Le gouvernement défend Collomb qui parle de migrants faisant du "benchmarking"

Le gouvernement défend Collomb qui parle de migrants faisant du "benchmarking"
Le porte-parole du gouvernement Benjamin Griveaux le 15 mai 2018

AFP, publié le jeudi 31 mai 2018 à 10h13

Le porte-parole du gouvernement Benjamin Griveaux a défendu jeudi le ministre de l'Intérieur Gérard Collomb, critiqué pour avoir dit que les migrants font du "benchmarking" en comparant les pays européens, estimant qu'il faisait référence "aux passeurs et aux filières".

Le délégué général de La République en marche Christophe Castaner est également monté au créneau, sur LCI, jugeant qu'"il ne faut pas prendre les migrants" et les "passeurs" "pour des imbéciles" qui ne se parleraient pas entre eux pour s'orienter vers les pays où il est le moins difficile d'obtenir des papiers.

"Je n'ai pas à commenter le terme" utilisé par Gérard Collomb, a déclaré M. Griveaux sur BFMTV et RMC, tout en notant que "la première nationalité qui demande le droit d'asile aujourd'hui en France" est "l'Albanie", pays qui n'est pourtant pas en "situation de guerre" ou dont "l'Etat de droit (serait) menacé".

C'est donc "beaucoup plus des passeurs et des filières qu'il s'agissait que des personnes dans le plus grand dénuement dans les camps du sud de la Libye ou en Syrie auxquelles pensait le ministre de l'Intérieur quand il s'est exprimé hier", a-t-il estimé.

Christophe Castaner a lui aussi dénoncé des "filières organisées par des gens qui vont jusqu'à donner à des jeunes mineurs qu('il) voi(t) débarquer dans (sa) commune, à Forcalquier, avec une carte, un petit mot, un plan sur l'endroit où il faut aller".

"Donc il ne faut pas prendre les migrants pour des imbéciles, il ne faut pas prendre non plus ceux ceux qui organisent ces filières pour des imbéciles, et ce débat (autour des propos de Gérard Collomb, NDLR), c'est une évidence, c'est une évidence que les passeurs, que les migrants se parlent entre eux et qu'on sait bien qu'il ne faut pas faire un appel d'air parce que sinon, si on dit +en France il n'y a pas de souci pour avoir ses papiers+, vous verrez que le migrant viendra plutôt en France", a-t-il développé.

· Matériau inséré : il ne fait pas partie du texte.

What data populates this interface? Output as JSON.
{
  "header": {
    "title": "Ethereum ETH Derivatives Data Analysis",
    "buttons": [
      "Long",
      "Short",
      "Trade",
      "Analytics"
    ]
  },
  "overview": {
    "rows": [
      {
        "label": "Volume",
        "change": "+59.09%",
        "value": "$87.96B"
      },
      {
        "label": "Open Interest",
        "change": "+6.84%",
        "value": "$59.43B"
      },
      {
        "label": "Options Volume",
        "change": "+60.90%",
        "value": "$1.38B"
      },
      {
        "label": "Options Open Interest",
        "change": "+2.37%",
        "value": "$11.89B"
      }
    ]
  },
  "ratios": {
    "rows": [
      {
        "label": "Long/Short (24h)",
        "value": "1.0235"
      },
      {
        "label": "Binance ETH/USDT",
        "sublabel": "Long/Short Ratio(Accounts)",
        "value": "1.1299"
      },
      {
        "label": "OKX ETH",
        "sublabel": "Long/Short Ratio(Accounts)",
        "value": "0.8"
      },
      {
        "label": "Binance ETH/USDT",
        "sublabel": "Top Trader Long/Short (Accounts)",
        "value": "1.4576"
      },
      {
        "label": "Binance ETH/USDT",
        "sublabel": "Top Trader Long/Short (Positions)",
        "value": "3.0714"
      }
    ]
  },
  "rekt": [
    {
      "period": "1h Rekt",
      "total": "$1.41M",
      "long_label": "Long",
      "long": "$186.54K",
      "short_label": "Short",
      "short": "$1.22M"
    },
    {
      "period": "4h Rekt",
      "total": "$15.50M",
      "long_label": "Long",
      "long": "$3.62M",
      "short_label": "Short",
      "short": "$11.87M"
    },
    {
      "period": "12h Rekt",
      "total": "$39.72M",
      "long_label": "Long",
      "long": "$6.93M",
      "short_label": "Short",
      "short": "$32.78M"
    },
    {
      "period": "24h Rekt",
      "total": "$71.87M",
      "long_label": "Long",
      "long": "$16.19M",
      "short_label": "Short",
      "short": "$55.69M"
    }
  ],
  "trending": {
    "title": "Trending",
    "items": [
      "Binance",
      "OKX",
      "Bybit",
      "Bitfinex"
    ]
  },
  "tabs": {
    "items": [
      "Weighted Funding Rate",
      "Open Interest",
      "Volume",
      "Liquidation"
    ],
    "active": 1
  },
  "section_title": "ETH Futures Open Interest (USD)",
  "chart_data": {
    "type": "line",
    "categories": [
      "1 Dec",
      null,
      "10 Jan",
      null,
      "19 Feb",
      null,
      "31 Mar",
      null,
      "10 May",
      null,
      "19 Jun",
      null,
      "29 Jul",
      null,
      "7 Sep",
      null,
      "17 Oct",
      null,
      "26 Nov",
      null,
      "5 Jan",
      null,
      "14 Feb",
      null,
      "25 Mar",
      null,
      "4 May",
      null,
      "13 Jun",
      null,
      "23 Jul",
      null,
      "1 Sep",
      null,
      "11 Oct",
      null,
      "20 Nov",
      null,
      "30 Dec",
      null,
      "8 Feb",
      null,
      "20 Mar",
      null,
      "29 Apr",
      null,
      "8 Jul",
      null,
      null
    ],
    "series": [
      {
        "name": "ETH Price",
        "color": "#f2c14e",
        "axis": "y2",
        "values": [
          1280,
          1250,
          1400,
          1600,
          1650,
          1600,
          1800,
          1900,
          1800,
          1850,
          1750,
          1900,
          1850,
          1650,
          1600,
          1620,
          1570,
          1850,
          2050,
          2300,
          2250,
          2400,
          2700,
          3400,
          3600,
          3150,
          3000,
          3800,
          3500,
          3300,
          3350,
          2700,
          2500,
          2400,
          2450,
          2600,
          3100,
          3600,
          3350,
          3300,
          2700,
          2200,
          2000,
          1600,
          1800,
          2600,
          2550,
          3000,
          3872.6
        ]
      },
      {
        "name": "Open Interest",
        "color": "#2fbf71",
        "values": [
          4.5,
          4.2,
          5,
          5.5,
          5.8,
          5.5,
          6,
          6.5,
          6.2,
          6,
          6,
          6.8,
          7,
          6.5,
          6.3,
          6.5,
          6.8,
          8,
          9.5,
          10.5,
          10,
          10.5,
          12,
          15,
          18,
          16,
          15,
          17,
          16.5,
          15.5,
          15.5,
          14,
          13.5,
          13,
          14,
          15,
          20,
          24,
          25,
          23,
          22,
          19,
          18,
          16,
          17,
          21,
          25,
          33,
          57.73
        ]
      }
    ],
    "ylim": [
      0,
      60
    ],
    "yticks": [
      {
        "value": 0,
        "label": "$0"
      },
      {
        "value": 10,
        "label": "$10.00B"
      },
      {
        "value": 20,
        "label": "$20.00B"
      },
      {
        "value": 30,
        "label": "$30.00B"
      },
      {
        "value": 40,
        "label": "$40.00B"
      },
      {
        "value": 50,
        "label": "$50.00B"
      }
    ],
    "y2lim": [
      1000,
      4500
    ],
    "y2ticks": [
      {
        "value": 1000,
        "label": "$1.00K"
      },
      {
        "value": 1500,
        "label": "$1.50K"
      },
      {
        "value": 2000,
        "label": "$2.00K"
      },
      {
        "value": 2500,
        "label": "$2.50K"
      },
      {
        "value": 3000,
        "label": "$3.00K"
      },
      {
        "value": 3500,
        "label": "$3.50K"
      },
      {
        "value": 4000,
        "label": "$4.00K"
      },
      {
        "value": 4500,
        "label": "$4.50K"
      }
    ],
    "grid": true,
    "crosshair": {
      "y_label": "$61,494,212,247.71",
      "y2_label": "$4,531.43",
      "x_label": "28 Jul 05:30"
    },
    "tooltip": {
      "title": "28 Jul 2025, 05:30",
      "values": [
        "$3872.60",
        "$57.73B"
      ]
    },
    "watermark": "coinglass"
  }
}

Le ministre de l'Intérieur a déclaré mardi en commission au Sénat que "les migrants aussi font un peu de +benchmarking+ (analyse comparative, un terme de marketing, NDLR) pour regarder les législations à travers l'Europe qui sont, on va dire, les plus fragiles, et vous voyez par exemple que telle nationalité, que là encore je ne citerai pas, elle se dirige plutôt sur tel pays non pas parce qu'elle est plus francophile mais parce qu'elle juge que là, c'est plus facile".